Come se non bastasse si è aggiunta la storia dell’orologio di Bush. Che sarebbe stata una bufala o notizia dilettevole, se non fosse capitata in un periodo difficile per l’immagine degli albanesi nel mondo. Quasi tutti i media del mondo si sono affrettati a dare la notizia del furto dell’orologio dell’uomo più potente del mondo durante la sua visita in Albania. L’ironia della sorte si è mostrata proprio nel momento in cui gli albanesi volevano far vedere a tutti che non erano come i media li mostravano. Il danno è arrivato insieme alla beffa, poiché le smentite sulla falsità della notizia dell’orologio non hanno avuto, come sempre succede, lo stesso spazio. Ma anche se l’avessero avuto, ormai la frittata era fatta. La notizia era di quel tipo a cui le smentite, che appaiono sempre doverose e scontate, danno solo la forza di crederci ancora. Per di più il furto dell’orologio non è che andava contro una “certa opinione” sugli albanesi. Anzi.

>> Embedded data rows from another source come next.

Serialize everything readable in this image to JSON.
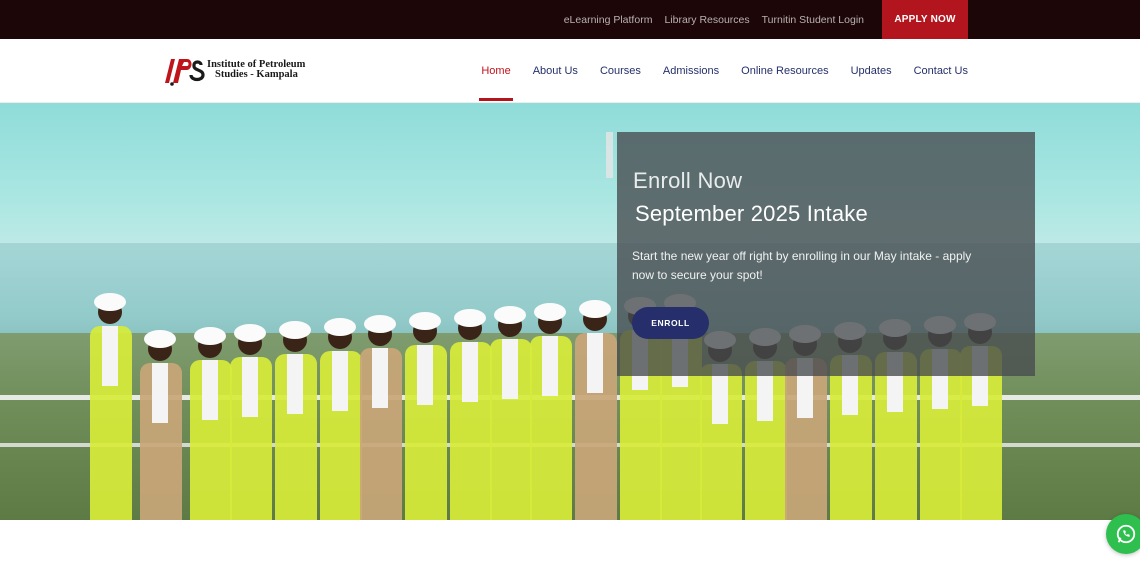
{
  "topbar": {
    "links": [
      "eLearning Platform",
      "Library Resources",
      "Turnitin Student Login"
    ],
    "social_icons": [
      "facebook-icon",
      "linkedin-icon",
      "twitter-icon",
      "youtube-icon"
    ],
    "apply_label": "APPLY NOW",
    "apply_color": "#b2151d"
  },
  "header": {
    "logo": {
      "line1": "Institute of Petroleum",
      "line2": "Studies - Kampala"
    },
    "nav": [
      "Home",
      "About Us",
      "Courses",
      "Admissions",
      "Online Resources",
      "Updates",
      "Contact Us"
    ],
    "active_nav": "Home"
  },
  "hero": {
    "eyebrow": "Enroll Now",
    "title": "September 2025 Intake",
    "description": "Start the new year off right by enrolling in our May intake - apply now to secure your spot!",
    "button_label": "ENROLL",
    "button_color": "#262e6b"
  },
  "floating": {
    "icon": "whatsapp-icon",
    "color": "#2fbf4f"
  }
}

Il sondaggio sopraccitato dimostra che l’immagine mediatica fa ormai parte del corpo sociale. Il mito nato e cresciuto nei media si è alla fine adattato alla società, cambiando struttura e Dna. È successo quello che si spera non succeda mai all’influenza aviaria. E malgrado alcuni albanesi siano finiti sugli schermi occidentali, purtroppo ciò non ha portato alla disintossicazione dell’opinione pubblica. Il meccanismo dell’eccezione, ossia quello che considera tutti gli immigrati albanesi come eccezioni positive in un ambito totalmente negativo (del tipo “Tu non sembri albanese”, “Tu non sei come gli altri”), non tentenna facilmente; il mito non si commuove nemmeno di fronte alla retorica vuota, le lacrime facili, l’orgoglio malato, l’autocompiacimento, ecc., che hanno accompagnato le piccole stelle nel firmamento mediatico occidentale.

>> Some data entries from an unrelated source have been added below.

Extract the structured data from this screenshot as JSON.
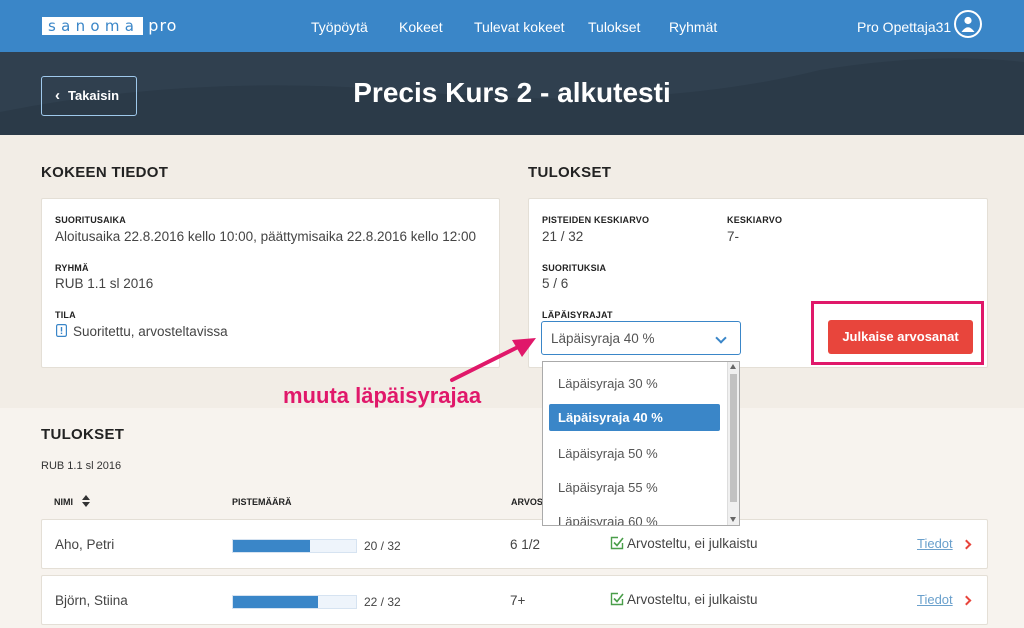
{
  "nav": {
    "logo_main": "sanoma",
    "logo_sub": "pro",
    "links": [
      "Työpöytä",
      "Kokeet",
      "Tulevat kokeet",
      "Tulokset",
      "Ryhmät"
    ],
    "user": "Pro Opettaja31"
  },
  "header": {
    "back_label": "Takaisin",
    "title": "Precis Kurs 2 - alkutesti"
  },
  "exam_info": {
    "heading": "KOKEEN TIEDOT",
    "time_label": "SUORITUSAIKA",
    "time_value": "Aloitusaika 22.8.2016 kello 10:00, päättymisaika 22.8.2016 kello 12:00",
    "group_label": "RYHMÄ",
    "group_value": "RUB 1.1 sl 2016",
    "status_label": "TILA",
    "status_value": "Suoritettu, arvosteltavissa"
  },
  "results_summary": {
    "heading": "TULOKSET",
    "points_avg_label": "PISTEIDEN KESKIARVO",
    "points_avg_value": "21 / 32",
    "avg_label": "KESKIARVO",
    "avg_value": "7-",
    "submissions_label": "SUORITUKSIA",
    "submissions_value": "5 / 6",
    "threshold_label": "LÄPÄISYRAJAT",
    "threshold_selected": "Läpäisyraja 40 %",
    "publish_label": "Julkaise arvosanat",
    "threshold_options": [
      "Läpäisyraja 30 %",
      "Läpäisyraja 40 %",
      "Läpäisyraja 50 %",
      "Läpäisyraja 55 %",
      "Läpäisyraja 60 %"
    ],
    "selected_index": 1
  },
  "annotation": "muuta läpäisyrajaa",
  "results": {
    "heading": "TULOKSET",
    "group": "RUB 1.1 sl 2016",
    "col_name": "NIMI",
    "col_points": "PISTEMÄÄRÄ",
    "col_grade": "ARVOS",
    "rows": [
      {
        "name": "Aho, Petri",
        "score": "20 / 32",
        "fraction": 0.625,
        "grade": "6 1/2",
        "status": "Arvosteltu, ei julkaistu",
        "link": "Tiedot"
      },
      {
        "name": "Björn, Stiina",
        "score": "22 / 32",
        "fraction": 0.6875,
        "grade": "7+",
        "status": "Arvosteltu, ei julkaistu",
        "link": "Tiedot"
      }
    ]
  },
  "colors": {
    "primary": "#3a86c8",
    "header_dark": "#30404f",
    "publish": "#e8453c",
    "annotation": "#e0186a"
  }
}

Appurate le responsabilità degli altri, cosa debbono fare gli albanesi? Se da un lato ci sono elementi comprensibili e/o giustificabili come l’orgoglio rinato dopo anni di frustrazione, gli applausi per uso e consumo interno, l’intenerimento per qualsiasi balbettante in albanese, le onorificenze inflazionate e demodé, la tachicardia dopo ogni delitto senza autore, l’aggrapparsi dietro miti romantici…; dall’altro lato ci sono cose che non si comprendono facilmente, come l’ingenuità con cui gli albanesi vedono talvolta il mondo e se stessi, la schizofrenia tra il ruolo della vittima e quello del supponente, oppure la leggerezza insostenibile con cui trattano i problemi gravi. Eppure la via d’uscita non è lontana. Sta nella normalità del quotidiano, nei valori nuovi e tradizionali, senza j’accuse pomposi o sensi di colpa, senza eccessi di qualsiasi genere. Basta un po’ di dignità e serietà. Che agli albanesi, di certo, non mancano.